Last year, Gweilo Diaries wrote:
Yesterday China began filling the world’s largest open-air latrine. Ironically, the 385 mile stinking cesspool is a fitting tribute to the man behind it — the butcher of Tiananmen Square, Li Peng.
The Three Gorges Dam is terrifyingly, only one part of a continent-wide project that will dam and divert all the major rivers and tributaries in China from Tibet where they have their sources to where the the land becomes too flat or the river crosses the border. And once again, the whole mess is bank-rolled by the western banks and corporations. If you’re planning on a holiday down the river, don’t bother, just roll around in your own shit, it’s more attractive.
China has a pretty piss-weak workers’ safety record, but is it just me or have the last couple of weeks been rife with some of the world’s favourite toxins? Hot on the heels of olymipic pool quantities of Chlorine sloshing around Chongqing, Xinhuanet reports on twenty-one particularly nasty ways to die in the last week.
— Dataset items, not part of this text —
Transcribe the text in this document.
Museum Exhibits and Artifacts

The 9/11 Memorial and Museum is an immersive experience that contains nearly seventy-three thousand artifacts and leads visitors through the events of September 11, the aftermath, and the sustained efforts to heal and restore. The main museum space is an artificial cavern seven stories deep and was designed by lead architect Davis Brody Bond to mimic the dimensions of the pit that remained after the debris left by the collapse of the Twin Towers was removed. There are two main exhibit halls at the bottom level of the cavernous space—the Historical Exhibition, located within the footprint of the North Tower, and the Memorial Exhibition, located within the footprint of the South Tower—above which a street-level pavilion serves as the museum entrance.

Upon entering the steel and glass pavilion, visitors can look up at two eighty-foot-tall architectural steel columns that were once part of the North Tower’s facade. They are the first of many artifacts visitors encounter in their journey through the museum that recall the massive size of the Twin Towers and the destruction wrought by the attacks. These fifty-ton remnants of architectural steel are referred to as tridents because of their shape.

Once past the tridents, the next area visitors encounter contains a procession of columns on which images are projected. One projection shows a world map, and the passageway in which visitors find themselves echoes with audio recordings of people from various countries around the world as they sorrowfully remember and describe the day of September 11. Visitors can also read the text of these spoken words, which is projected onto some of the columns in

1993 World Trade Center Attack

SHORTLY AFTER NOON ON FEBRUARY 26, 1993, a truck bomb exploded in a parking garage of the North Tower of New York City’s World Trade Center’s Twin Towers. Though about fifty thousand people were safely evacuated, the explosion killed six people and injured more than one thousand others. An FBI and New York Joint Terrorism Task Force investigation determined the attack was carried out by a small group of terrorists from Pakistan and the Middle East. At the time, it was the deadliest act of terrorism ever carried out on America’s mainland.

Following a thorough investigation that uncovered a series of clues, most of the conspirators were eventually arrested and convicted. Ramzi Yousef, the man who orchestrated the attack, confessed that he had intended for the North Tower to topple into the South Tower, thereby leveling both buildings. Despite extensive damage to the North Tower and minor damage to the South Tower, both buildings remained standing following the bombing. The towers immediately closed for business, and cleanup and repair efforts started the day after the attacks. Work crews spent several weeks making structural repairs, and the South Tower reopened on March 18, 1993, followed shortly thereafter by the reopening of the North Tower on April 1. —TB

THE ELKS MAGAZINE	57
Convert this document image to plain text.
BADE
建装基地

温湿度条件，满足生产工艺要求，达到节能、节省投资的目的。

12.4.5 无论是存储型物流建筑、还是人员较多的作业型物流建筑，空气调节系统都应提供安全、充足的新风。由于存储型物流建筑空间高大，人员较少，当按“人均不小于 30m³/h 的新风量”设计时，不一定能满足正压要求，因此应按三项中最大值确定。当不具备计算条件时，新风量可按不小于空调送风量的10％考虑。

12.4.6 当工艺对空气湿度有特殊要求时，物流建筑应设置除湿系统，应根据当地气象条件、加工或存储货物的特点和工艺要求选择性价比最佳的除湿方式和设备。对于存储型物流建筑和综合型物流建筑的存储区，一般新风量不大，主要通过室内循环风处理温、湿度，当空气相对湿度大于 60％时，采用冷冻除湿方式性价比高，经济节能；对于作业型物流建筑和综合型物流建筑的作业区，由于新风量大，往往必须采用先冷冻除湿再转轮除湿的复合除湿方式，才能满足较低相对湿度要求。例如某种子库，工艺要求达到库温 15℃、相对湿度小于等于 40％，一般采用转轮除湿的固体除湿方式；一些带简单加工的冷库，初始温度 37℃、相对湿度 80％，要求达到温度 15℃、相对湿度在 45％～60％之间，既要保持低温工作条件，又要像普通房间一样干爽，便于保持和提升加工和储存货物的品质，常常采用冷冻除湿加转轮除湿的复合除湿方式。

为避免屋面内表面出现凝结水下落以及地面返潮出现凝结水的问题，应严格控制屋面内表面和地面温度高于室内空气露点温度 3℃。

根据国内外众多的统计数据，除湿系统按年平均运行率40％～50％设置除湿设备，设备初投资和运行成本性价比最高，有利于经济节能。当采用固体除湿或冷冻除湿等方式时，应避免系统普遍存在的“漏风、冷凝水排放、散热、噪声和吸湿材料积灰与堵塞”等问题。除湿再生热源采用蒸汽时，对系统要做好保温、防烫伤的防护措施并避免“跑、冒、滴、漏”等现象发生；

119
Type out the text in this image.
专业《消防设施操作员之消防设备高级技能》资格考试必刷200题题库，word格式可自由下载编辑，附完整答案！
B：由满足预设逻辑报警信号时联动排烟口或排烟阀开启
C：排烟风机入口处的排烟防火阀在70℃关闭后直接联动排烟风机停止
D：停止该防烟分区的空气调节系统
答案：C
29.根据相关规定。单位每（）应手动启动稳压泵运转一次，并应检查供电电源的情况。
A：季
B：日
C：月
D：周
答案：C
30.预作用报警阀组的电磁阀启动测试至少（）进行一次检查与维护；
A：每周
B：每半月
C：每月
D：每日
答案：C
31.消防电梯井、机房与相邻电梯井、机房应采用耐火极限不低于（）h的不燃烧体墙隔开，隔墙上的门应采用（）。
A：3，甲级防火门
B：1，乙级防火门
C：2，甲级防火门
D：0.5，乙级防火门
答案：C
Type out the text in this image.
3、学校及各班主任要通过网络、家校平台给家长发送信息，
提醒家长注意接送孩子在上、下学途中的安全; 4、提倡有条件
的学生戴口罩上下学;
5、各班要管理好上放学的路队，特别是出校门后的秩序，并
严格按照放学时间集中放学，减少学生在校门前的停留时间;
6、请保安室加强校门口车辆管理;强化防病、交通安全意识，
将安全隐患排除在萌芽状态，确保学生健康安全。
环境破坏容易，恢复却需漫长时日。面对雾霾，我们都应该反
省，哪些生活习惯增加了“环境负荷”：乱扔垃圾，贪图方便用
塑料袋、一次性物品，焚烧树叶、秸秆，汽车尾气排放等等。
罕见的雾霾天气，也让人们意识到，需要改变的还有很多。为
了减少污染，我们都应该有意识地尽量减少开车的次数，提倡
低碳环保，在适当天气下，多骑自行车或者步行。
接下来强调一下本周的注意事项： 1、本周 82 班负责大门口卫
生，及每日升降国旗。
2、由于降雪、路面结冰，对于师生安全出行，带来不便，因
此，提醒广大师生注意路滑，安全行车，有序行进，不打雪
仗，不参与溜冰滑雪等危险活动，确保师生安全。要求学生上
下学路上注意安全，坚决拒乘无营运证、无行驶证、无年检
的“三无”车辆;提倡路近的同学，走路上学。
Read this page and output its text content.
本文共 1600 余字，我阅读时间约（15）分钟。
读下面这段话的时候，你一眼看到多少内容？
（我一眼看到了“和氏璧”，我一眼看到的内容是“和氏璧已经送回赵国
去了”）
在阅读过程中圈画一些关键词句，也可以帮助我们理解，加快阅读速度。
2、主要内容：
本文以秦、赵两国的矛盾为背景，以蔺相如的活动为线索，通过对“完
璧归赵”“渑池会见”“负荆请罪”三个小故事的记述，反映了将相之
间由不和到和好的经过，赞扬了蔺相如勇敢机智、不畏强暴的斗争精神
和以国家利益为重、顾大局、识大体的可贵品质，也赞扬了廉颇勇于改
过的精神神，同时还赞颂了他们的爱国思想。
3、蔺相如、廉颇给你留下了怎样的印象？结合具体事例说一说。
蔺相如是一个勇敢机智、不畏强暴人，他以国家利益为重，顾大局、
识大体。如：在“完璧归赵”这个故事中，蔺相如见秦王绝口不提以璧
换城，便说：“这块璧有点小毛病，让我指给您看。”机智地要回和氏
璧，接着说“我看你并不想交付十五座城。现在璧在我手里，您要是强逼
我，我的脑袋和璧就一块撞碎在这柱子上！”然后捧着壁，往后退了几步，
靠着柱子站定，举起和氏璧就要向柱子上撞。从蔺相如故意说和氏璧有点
The latest was a hydrogen cyanide gas leak on Tuesday from a gold mining plant in Beijing’s suburban district of Huairou that killed three people and left another 15 hospitalized.
Another six fatal leakage included Wednesday’s explosion of a toluene reaction facility in a pharmaceutical plant in Taizhou City in Zhejiang Province, east China, in which two were killed.
Nine people were killed on April 16 by blasts in the wake of a chlorine gas leak at Tianyuan Chemical Industry Plant in Jiangbei district of southwestern Chongqing Municipality.
A poisoning accident at a privately-owned refinery in Maoming City in Guangdong province, south China, left three people dead on April 19.
On April 20, an oil tanker at the Nanjing section of the Yangtze River in Jiangsu Province, east China, exploded when it was being serviced, killing two people.
On the same day, two people were killed in an explosion at Jihua Group Company in Jilin Province, northeast China, and a leak of waste chlorine in Jiangxi Axunge Plant also left many injured.
Funnily enough, insufficient safety measures and outdated equipment have been blamed.